Kamis, 12 Desember 2013

Meraup Untung dari Tumpukan Limbah Kertas


MedanBisnis - Medan. Kertas bekas pakai biasanya, cuma menjadi limbah dan sering dianggap tidak memberikan manfaat selain sebagi pembungkus semata. Tidak sedikit pula orang yang membakarnya karena dianggap tidak memiliki nilai ekonomis.
Namun tidak di tangan Gindo Gultom, kertas bekas bisa menghasilkan jutaan rupiah setiap bulan. "Kebanyakan kertas-ini terbuang. Jadi kepikiran bagiamana agar bisa dimanfaatkan dan ada niat untuk membersihkan lingkungan," kata pemilik usaha kertas CV ELEKK, kepada MedanBisnis di Komplek Griya Marelan, Blok M, baru-baru ini.

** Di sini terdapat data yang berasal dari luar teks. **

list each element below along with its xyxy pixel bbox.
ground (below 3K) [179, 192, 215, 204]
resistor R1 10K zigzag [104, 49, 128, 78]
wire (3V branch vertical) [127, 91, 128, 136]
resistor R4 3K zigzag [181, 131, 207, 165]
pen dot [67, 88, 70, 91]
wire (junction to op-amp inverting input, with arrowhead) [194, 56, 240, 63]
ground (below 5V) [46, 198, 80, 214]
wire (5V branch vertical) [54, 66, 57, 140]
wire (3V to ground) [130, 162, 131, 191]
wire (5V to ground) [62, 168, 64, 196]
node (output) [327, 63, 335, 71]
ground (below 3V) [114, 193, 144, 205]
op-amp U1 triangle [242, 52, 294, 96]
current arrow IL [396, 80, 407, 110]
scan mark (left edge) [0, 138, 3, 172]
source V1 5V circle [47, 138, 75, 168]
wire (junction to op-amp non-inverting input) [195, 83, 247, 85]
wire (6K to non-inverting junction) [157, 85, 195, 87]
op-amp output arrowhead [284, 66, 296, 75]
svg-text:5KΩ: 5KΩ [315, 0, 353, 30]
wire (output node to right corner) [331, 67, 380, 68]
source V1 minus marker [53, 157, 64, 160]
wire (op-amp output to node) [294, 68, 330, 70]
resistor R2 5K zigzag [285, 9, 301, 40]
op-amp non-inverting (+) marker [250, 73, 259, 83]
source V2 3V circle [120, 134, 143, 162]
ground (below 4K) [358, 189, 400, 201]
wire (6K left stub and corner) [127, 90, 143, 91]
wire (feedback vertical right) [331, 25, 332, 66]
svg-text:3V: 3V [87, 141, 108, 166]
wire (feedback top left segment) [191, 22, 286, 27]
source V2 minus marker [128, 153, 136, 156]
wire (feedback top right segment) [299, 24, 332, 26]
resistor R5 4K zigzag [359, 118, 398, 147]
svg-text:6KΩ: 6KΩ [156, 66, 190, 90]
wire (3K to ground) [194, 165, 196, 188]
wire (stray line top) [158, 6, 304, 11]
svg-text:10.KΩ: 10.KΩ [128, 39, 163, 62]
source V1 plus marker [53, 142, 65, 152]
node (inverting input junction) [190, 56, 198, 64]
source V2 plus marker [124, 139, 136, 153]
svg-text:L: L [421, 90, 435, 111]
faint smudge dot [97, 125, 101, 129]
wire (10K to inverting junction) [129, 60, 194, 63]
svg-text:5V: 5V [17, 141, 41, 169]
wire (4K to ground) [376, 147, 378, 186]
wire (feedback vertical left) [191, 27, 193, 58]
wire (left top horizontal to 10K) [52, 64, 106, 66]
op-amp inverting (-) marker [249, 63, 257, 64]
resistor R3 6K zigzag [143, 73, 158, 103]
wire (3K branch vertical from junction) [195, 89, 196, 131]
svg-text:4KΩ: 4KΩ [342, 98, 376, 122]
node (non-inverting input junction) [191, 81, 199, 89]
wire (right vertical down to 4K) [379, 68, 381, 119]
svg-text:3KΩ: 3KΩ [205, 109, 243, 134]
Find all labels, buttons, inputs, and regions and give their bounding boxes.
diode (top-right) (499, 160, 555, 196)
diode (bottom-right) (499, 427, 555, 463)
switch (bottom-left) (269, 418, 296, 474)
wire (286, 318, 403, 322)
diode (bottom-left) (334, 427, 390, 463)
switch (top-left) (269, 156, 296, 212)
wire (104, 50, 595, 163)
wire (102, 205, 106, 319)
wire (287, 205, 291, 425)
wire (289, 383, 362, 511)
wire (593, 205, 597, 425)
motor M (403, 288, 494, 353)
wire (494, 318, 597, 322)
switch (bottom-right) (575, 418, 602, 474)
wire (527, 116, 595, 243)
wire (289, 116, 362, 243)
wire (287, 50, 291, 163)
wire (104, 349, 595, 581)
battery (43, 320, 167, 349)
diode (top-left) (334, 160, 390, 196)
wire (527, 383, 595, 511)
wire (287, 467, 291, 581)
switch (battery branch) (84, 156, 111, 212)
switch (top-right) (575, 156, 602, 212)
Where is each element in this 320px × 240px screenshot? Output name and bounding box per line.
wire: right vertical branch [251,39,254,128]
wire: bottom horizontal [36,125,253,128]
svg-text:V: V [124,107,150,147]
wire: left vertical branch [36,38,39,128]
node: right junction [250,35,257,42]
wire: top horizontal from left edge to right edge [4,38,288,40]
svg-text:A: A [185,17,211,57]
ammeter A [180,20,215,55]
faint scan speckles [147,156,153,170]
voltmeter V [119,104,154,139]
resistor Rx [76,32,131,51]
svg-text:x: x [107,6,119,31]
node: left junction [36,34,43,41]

Dia menuturkan mengumpulkan kertas bekas tersebut, awalnya hanya untuk menjaga kebersihan lingkungan. Bersama dengan anaknya Anju Marudut Gultom dengan bermodalkan becak dayung, mengumpulkan limbah-limbah kertas dari depan toko grosir dan bengkel di Jalan Titi Papan.

Kemudian limbah tersebut dipilah-pilah dan kemudian dijual ke pengumpul kecil. Usaha tanpa modal tersebut dimulainya hanya bermodalkan becak dayung. Setiap sore, keduanya selalu giat membersihknnya setiap sore. Limbah ini dipasarkannya ke pengumpul kecil, dengan harga seribuan per kilo.

Cercaan dan ejekan silih berganti diterimanya dan itu tidak digubris. Dari niat mulianya ini, mereka mampu meraup rupiah Rp 1 hingga Rp 2 jutaan per bulan. Hal ini berjalan selama dua bulan. Hingga akhirnya dia menemukan truk pengangkut limbah kertas, dan mengikutinya hingga ke pengumpul tunggal kertas limbah. Disini dia belajar secara otodidak bagaimana mensortir kertas bekas pakai itu.

Dari situ dia tahu ternyata ada delapan kategori kertas bekas pakai di tingkat pengumpul besar dan hanya empat kategori saja pada pengumpul kecil. Dengan perbedaan klasifikasi ini, harga pun berbeda. Misalnya saja untuk kategori polos per kilo mencapai Rp 2.800, sedangkan kategori paling rendah, dipatok sekira Rp 500 per kg. Harga berbeda jika dipasarkan melalui agen-agen kecil.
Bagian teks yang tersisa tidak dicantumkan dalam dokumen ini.